Orang Jawa Mencintai Nabi saw oleh Nurbani Yusuf, pengasuh Komunitas Padhang Makhsyar Kota Batu.
PWMU.CO– Orang Jawa dan kesadaran iman. Ada beberapa yang tak paham. Kreativitas kerap dipadankan bid’ah. Cara pandang sempit karena tak paham pola pikir dan cara pandang.

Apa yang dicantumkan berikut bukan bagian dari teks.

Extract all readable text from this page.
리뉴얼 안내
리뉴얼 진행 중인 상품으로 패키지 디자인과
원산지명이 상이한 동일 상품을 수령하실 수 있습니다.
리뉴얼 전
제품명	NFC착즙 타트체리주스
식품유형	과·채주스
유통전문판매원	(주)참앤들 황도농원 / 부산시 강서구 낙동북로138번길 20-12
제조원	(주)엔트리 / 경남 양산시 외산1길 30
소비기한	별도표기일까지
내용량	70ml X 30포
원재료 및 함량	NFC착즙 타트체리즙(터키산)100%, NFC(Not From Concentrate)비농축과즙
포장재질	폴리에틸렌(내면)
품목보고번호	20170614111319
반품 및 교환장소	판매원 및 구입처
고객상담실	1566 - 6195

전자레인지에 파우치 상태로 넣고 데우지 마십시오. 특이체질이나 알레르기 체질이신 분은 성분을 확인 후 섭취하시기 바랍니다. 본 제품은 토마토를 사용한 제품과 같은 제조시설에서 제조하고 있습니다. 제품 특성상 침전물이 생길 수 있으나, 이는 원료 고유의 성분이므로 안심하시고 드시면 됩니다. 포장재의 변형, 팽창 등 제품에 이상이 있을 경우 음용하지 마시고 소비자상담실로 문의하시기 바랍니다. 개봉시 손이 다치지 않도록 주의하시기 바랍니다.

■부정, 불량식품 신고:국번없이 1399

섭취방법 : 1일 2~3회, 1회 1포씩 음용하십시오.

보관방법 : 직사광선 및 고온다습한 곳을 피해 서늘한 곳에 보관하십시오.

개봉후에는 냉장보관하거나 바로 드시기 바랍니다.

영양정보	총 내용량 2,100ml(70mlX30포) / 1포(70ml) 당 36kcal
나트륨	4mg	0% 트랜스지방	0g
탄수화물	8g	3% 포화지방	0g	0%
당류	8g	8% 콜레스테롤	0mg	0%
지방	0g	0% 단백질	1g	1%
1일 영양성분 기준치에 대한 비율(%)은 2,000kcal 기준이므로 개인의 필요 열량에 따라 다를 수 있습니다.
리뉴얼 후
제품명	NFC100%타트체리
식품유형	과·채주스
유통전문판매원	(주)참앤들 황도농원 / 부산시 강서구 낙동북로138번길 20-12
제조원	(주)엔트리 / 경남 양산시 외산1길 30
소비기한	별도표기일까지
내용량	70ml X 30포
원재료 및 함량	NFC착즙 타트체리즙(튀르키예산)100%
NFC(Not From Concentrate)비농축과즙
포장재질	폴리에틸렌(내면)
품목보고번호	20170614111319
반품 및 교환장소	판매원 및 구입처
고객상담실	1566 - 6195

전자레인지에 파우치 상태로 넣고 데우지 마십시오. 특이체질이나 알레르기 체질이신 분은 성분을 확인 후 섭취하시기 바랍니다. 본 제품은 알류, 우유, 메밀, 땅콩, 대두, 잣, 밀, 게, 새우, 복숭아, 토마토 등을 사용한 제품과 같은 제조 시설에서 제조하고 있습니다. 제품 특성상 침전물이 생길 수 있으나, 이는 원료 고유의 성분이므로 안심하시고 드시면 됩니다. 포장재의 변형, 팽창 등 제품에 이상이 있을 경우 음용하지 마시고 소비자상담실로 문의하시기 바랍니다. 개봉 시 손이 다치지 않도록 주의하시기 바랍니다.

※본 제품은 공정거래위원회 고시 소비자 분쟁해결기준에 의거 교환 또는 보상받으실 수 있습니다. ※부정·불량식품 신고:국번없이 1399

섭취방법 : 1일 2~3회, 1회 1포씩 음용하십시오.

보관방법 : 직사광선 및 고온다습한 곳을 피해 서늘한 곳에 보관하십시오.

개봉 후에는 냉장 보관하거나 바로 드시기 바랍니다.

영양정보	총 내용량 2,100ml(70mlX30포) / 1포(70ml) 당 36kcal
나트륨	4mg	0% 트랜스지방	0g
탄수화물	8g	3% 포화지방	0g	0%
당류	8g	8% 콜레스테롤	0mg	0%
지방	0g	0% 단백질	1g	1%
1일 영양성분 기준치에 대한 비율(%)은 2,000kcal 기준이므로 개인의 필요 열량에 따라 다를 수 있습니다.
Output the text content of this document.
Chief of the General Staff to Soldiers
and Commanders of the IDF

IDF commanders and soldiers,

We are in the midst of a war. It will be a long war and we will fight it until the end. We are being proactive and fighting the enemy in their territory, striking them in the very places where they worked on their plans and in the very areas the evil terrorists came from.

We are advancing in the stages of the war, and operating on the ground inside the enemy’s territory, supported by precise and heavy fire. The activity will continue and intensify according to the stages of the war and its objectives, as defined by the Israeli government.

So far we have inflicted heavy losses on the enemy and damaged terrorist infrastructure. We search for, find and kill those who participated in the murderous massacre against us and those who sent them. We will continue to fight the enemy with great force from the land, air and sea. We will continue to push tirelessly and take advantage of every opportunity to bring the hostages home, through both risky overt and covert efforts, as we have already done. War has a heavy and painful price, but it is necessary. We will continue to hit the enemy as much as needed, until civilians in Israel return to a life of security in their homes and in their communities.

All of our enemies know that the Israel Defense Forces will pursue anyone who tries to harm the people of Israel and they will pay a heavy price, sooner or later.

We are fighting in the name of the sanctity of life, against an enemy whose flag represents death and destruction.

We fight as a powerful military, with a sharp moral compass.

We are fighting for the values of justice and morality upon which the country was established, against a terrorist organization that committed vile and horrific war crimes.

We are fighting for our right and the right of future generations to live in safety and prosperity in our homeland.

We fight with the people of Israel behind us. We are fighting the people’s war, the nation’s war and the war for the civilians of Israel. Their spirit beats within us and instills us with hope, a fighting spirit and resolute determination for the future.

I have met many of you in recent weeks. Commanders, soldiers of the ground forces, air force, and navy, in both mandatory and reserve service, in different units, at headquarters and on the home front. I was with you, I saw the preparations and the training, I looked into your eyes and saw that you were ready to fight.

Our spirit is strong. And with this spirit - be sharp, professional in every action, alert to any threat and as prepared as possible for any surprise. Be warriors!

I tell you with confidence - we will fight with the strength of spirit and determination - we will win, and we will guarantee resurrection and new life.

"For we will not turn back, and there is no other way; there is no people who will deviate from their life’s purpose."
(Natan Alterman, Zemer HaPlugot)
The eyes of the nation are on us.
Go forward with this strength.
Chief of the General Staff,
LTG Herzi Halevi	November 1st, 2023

Apa ada korelasi lomba makan kerupuk, balapan karung dan Maulid Nabi saw. Sebagaimana bingungnya saya memahami bumbu rawon yang terdiri dari kumpulan rempah yang tidak enak bila dimakan sendiri-sendiri atau terpisah. Siapa sangka jika keluwek yang super sepet itu menjadi unsur terpenting dalam bumbu rawon. Orang Jawa memang cerdas termasuk dalam menikmati cara beragama. Memilliki taste dan cita rasa tinggi.
Yang saya pahami dari orang Jawa adalah kesukaannya pada simbol-simbol. Dan itu terbawa saat mereka memahami dan mengamalkan Islam. Lihat saja bagaimana orang Jawa memahami konsep tasyakuran.
Beragam cara bisa dilakukan. bisa kenduri, tumpengan, sepasaran, selapanan atau pendhak. Ini bukan soal teologis tapi tak lebih sekadar kreativitas dan seni memahami rasa syukur kepada Allah tabaraka wataala. Dan tak perlu dalil karena masuk pada wilayah ghairu mahdhah, dan orang Indonesia punya cita rasa tinggi untuk mencintai Nabi Muhammad saw.
Akan halnya Maulid Nabi saw menjadi urgen ketika Islam mulai tenggelam oleh manhaj dan pandangan lain. Islam mulai tertutupi, Nabi Muhammad juga mulai tertandingi. Al-Quran sebagai bacaan kalah bersaing dengan status dan meme. Artinya orang lebih suka baca status dan meme ketimbang al-Quran. Boro-boro dijadikan tuntunan apalagi pedoman hidup. Al-Quran hanya pajangan di rak-rak sempit berdebu.
Wajib Maulid
Realitas umat Islam memprihatinkan. Banyak masjid mewah tapi sepi pengunjung. Beberapa muslim sudah shalat tapi jauh dari perilaku agung Kanjeng Nabi saw bahkan malah berlawanan. Banyak paradoks antara pengakuan Islam dengan realitas umat Islam. Antara ajaran dan realitas kehidupan.
Islam hanya tinggal nama. Al-Quran hanya tinggal suhuf. Muhammad saw hanya pembawa risalah. Anak-anak kecil bahkan remaja lebih tahu hari ulang tahun pacarnya ketimbang hari kelahiran Nabi Muhammad saw.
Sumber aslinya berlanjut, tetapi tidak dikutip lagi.